Les sénatrices et sénateurs du groupe Socialiste, Écologiste et Républicain (SER) se sont opposés au projet de loi de simplification de la vie économique. Ils dénoncent une simplification de façade qui affaiblit les contre-pouvoirs, contourne les élus locaux et réduit les exigences environnementales.

Nous partageons pleinement l’objectif de simplification attendu par les entreprises comme par nos concitoyens. A l’évidence, ce projet de loi ne répond pas à cet objectif.

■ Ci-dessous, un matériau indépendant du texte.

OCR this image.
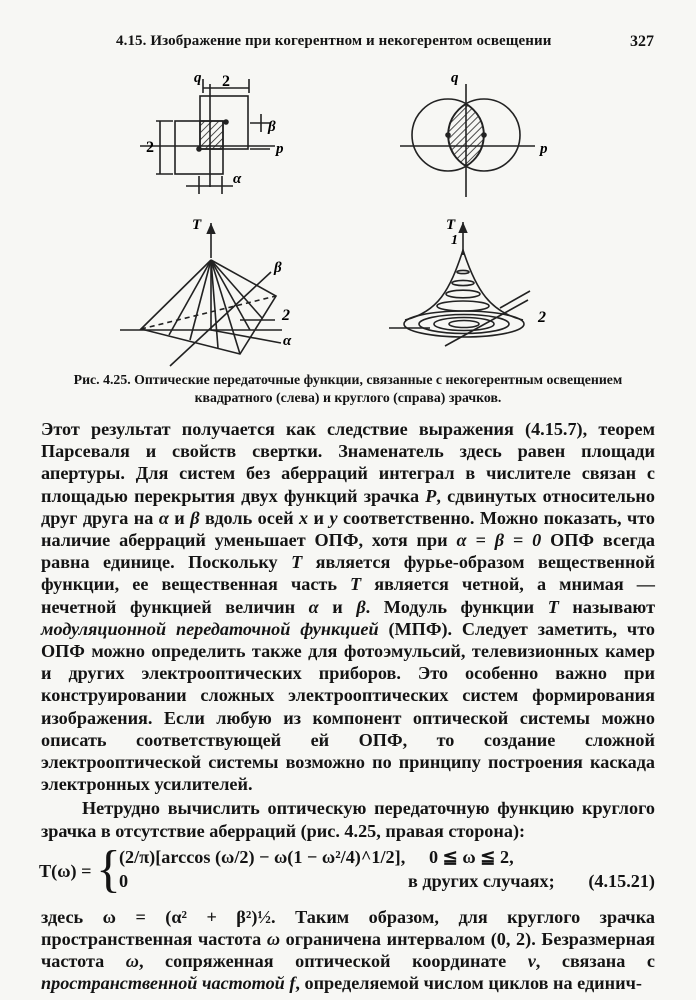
4.15. Изображение при когерентном и некогерентом освещении	327
q 2
2
β
p
α
q
p
T
β
2
α
T
1
2
Рис. 4.25. Оптические передаточные функции, связанные с некогерентным освещением
квадратного (слева) и круглого (справа) зрачков.

Этот результат получается как следствие выражения (4.15.7), теорем Парсеваля и свойств свертки. Знаменатель здесь равен площади апертуры. Для систем без аберраций интеграл в числителе связан с площадью перекрытия двух функций зрачка P, сдвинутых относительно друг друга на α и β вдоль осей x и y соответственно. Можно показать, что наличие аберраций уменьшает ОПФ, хотя при α = β = 0 ОПФ всегда равна единице. Поскольку T является фурье-образом вещественной функции, ее вещественная часть T является четной, а мнимая — нечетной функцией величин α и β. Модуль функции T называют модуляционной передаточной функцией (МПФ). Следует заметить, что ОПФ можно определить также для фотоэмульсий, телевизионных камер и других электрооптических приборов. Это особенно важно при конструировании сложных электрооптических систем формирования изображения. Если любую из компонент оптической системы можно описать соответствующей ей ОПФ, то создание сложной электрооптической системы возможно по принципу построения каскада электронных усилителей.

Нетрудно вычислить оптическую передаточную функцию круглого зрачка в отсутствие аберраций (рис. 4.25, правая сторона):

T(ω) = {
(2/π)[arccos (ω/2) − ω(1 − ω²/4)^1/2], 0 ≦ ω ≦ 2,
0	в других случаях; (4.15.21)

здесь ω = (α² + β²)½. Таким образом, для круглого зрачка пространственная частота ω ограничена интервалом (0, 2). Безразмерная частота ω, сопряженная оптической координате v, связана с пространственной частотой f, определяемой числом циклов на единич-
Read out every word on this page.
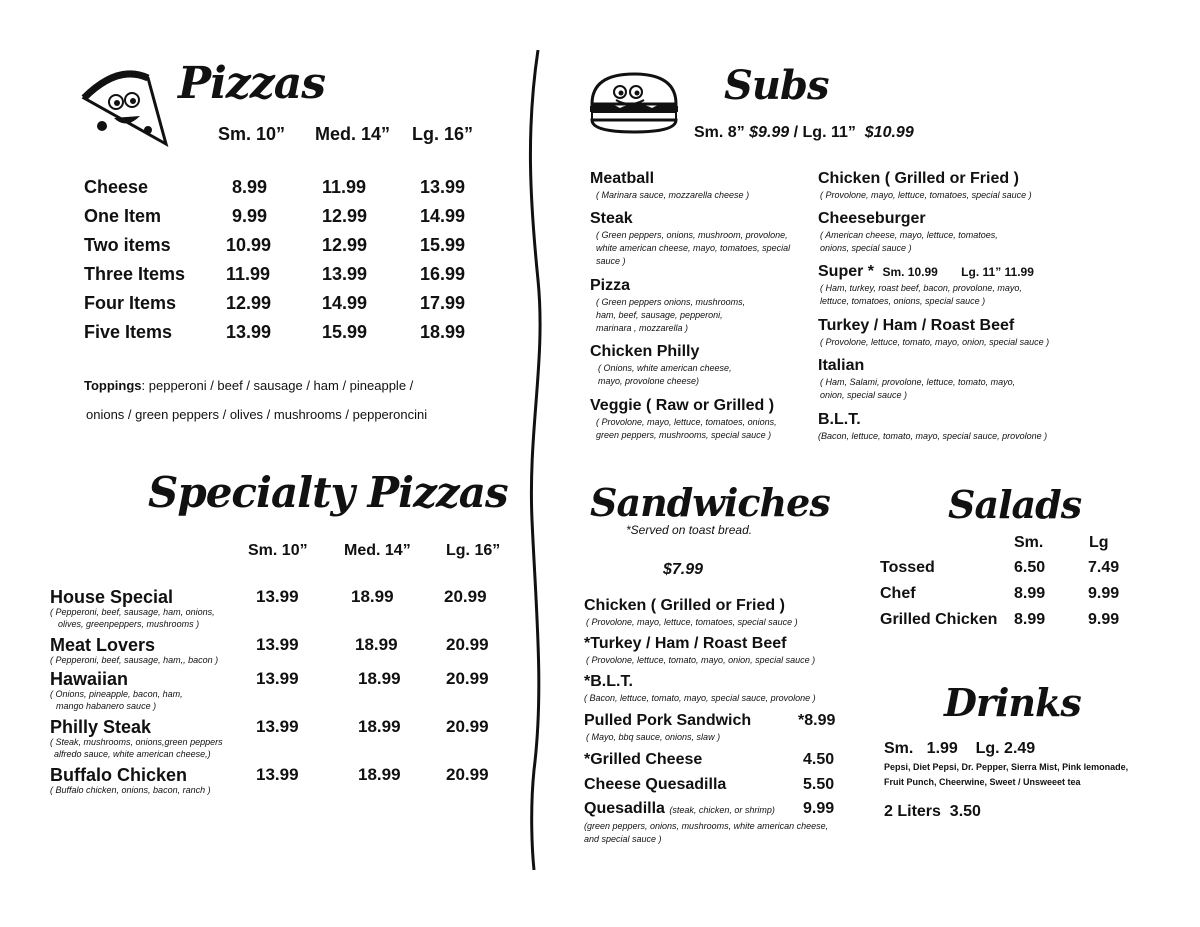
Pizzas
Sm. 10” Med. 14” Lg. 16”
Cheese	8.99	11.99	13.99
One Item	9.99	12.99	14.99
Two items	10.99	12.99	15.99
Three Items 11.99	13.99	16.99
Four Items	12.99	14.99	17.99
Five Items	13.99	15.99	18.99
Toppings: pepperoni / beef / sausage / ham / pineapple /
onions / green peppers / olives / mushrooms / pepperoncini
Specialty Pizzas
Sm. 10” Med. 14” Lg. 16”
House Special	13.99	18.99	20.99
( Pepperoni, beef, sausage, ham, onions,
olives, greenpeppers, mushrooms )
Meat Lovers	13.99	18.99	20.99
( Pepperoni, beef, sausage, ham,, bacon )
Hawaiian	13.99	18.99	20.99
( Onions, pineapple, bacon, ham,
mango habanero sauce )
Philly Steak	13.99	18.99	20.99
( Steak, mushrooms, onions,green peppers
alfredo sauce, white american cheese,)
Buffalo Chicken	13.99	18.99	20.99
( Buffalo chicken, onions, bacon, ranch )
Subs
Sm. 8” $9.99 / Lg. 11” $10.99
Meatball
( Marinara sauce, mozzarella cheese )
Steak
( Green peppers, onions, mushroom, provolone, white american cheese, mayo, tomatoes, special sauce )
Pizza
( Green peppers onions, mushrooms, ham, beef, sausage, pepperoni, marinara , mozzarella )
Chicken Philly
( Onions, white american cheese, mayo, provolone cheese)
Veggie ( Raw or Grilled )
( Provolone, mayo, lettuce, tomatoes, onions, green peppers, mushrooms, special sauce )
Chicken ( Grilled or Fried )
( Provolone, mayo, lettuce, tomatoes, special sauce )
Cheeseburger
( American cheese, mayo, lettuce, tomatoes, onions, special sauce )
Super * Sm. 10.99       Lg. 11” 11.99
( Ham, turkey, roast beef, bacon, provolone, mayo, lettuce, tomatoes, onions, special sauce )
Turkey / Ham / Roast Beef
( Provolone, lettuce, tomato, mayo, onion, special sauce )
Italian
( Ham, Salami, provolone, lettuce, tomato, mayo, onion, special sauce )
B.L.T.
(Bacon, lettuce, tomato, mayo, special sauce, provolone )
Sandwiches
*Served on toast bread.
$7.99
Chicken ( Grilled or Fried )
( Provolone, mayo, lettuce, tomatoes, special sauce )
*Turkey / Ham / Roast Beef
( Provolone, lettuce, tomato, mayo, onion, special sauce )
*B.L.T.
( Bacon, lettuce, tomato, mayo, special sauce, provolone )
Pulled Pork Sandwich	*8.99
( Mayo, bbq sauce, onions, slaw )
*Grilled Cheese	4.50
Cheese Quesadilla	5.50
Quesadilla (steak, chicken, or shrimp) 9.99
(green peppers, onions, mushrooms, white american cheese, and special sauce )
Salads
Sm.	Lg
Tossed	6.50	7.49
Chef	8.99	9.99
Grilled Chicken 8.99	9.99
Drinks
Sm.   1.99    Lg. 2.49
Pepsi, Diet Pepsi, Dr. Pepper, Sierra Mist, Pink lemonade,
Fruit Punch, Cheerwine, Sweet / Unsweeet tea
2 Liters  3.50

Après deux années de débats et de reports, ce texte fourre-tout est une accumulation de compromis précipités et de dispositions introduites sans étude d’impact. Au lieu d’apporter de la clarté, il sème la confusion.

Surtout, il introduit des dispositions de pure dérégulation que nous combattons fermement. La suppression des zones à faibles émissions (ZFE) constitue une faute majeure, à la fois sanitaire, environnementale et politique, alors que la pollution de l’air demeure un enjeu de santé publique majeur. Par ailleurs, elle n’est en aucun cas une mesure de simplification de la vie économique et ne répond donc pas à l’objectif affiché de ce projet de loi.

De même, le recul sur l’objectif de zéro artificialisation nette (ZAN) affaiblit les engagements pris en matière de préservation des sols. Alors que la France détruit ses sols quatre fois plus vite que sa population ne croît, devenant ainsi championne européenne de l’artificialisation des sols par habitant, cette mesure constitue un véritable recul en matière environnementale et contribue à la détérioration de notre patrimoine et notre richesse naturelle. Le texte réduit également la capacité des élus locaux à décider pour leur territoire, notamment en matière d’aménagement, en renforçant la main de l’État sur les projets d’intérêt national majeur.

Les dispositions sur les centres de données accentuent ce déséquilibre, avec moins de garanties environnementales et moins de maîtrise locale.

Par ailleurs, la remise en cause des Conseils économiques, sociaux et environnementaux régionaux fragilise le dialogue entre élus, acteurs économiques et société civile. Loin d’être un frein à l’action économique, les CESER constituent au contraire un espace d’anticipation et de co-construction entre les forces vives des territoires. Cette disposition affaiblit structurellement la place de la société civile dans les territoires et transforme un pilier démocratique en simple option politique.

Nos concitoyens attendent une simplification utile, lisible et responsable. Ils n’attendent pas une réforme qui affaiblit nos territoires, notre démocratie et nos exigences environnementales. Nous avons donc combattu ce texte composite où la simplification promise ressemble davantage à une juxtaposition de mesures rétrogrades qu’à une vision cohérente de l’action publique.